Ответ держит удалой доброй молодец:
«Когда я сидел у тебя на белых грудях,
И хотел я пороть груди белые,
И хотел я мешать кровь со печенью,
И хотел я вымать ретиво серцо,
Я не спрашивал ни роду, ни племени,
Ни твоё отца, твоей матери».
Вынимал старой Илья Муромец булатен нож,
Он хочет пороть груди черные,
Мешать он собаке кровь со печенью
И вымать его ретиво серцо —
В заведи у старо́го рука права остояласе.

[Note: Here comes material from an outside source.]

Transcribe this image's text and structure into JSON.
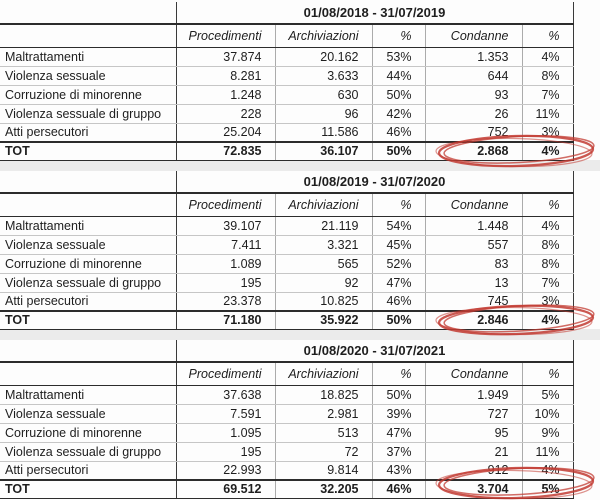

Спрашиват старо́й Илья Муромец:
«Уж ты ой еси, удалой доброй молодец!
Ты какой земли, какого города,
Ты какого отца, которой матери,
Тебя как, молодца, именем зовут,
Величают, удалого, по отечеству?»
И сказал тогда удалой доброй молодец:
«От того я от моря от холодного,
От того я от камешка от Латыря,
Я родилса от матушки Златыгорки,
От той ли паленицы преудалые».
Тогда стал Илья со черных грудей
И берет его за белы руки,
Человал его в уста сахарные:
«Уж ты ой еси, мое чадо милое!
Мы с твоей матушкой Златыгоркой
Спали-ночевали в одном шатре,
И тут мы тебя, видно, прижили».
Распрощалися удалы добры молодцы,
И поехал он к морю ко холодному,
Ко своей ко матери Златыгорки,
А старо́й тут осталса на чистом поле
Со своим конем добрыим,
Разоставил свой белой шатёр,
И лег он спать во белой шатёр.
Приехал Сокольник ко своему двору,
Ко своей ли матери родимоей.
Стречат его матушка родимая:
«Уж ты ой еси, мое чадо любимое!
Не видал ли ты ста́рого-седа́того?»
Ответ держи́т удалой доброй молодец:
«Уж я видел ста́рого-седа́того,
Старой называт тебя блядкою,
А меня обзыват он выблядком».
Берет он во свою руку правую,
Берет свою саблю вострую,
Новую саблю, необновлену,
И ссек у ей со плеч голову,
Идёт ко своёму коню доброму,
Повеся идёт буйну голову,
Идет, потупя́ очи ясные.
Садился молоде́ц на добра коня,
И поехал он по чисту полю
Искать старо́го Илью Муромца.
Приехал к старо́му ко белу шатру
И скоро скочил со добра коня,
Берет в руки копейцо бурзомецкое,
Распахнул у шатра полу правую,
Ткнул старо́му во белы груди.
Пробудилса старой Илья Муромец,
Выскочил старой вон на улицу
В одной беленькой рубашки и без пояса,
В одных беленьких чулочках и без чобота.
Он берет тогда собаку за черны кудри,
Он здымал его выше го́ловы,
Опускал его о сыру землю,
О сыру землю его, о горюч камень —
И кончил его тогды вечну жизнь.
(Зап. Леонтьевым Н. П.: 1 июня 1938 г., д. Лабожское Нижнепечорского р-на — от Тайбарейского Василия Петровича, 73 г.)
Былины: В 25 т. / РАН. Ин-т рус. лит. (Пушкин. Дом). — СПб.: Наука; М.: Классика, 2001. Т. 1: Былины Печоры: Север Европейской России. — 2001.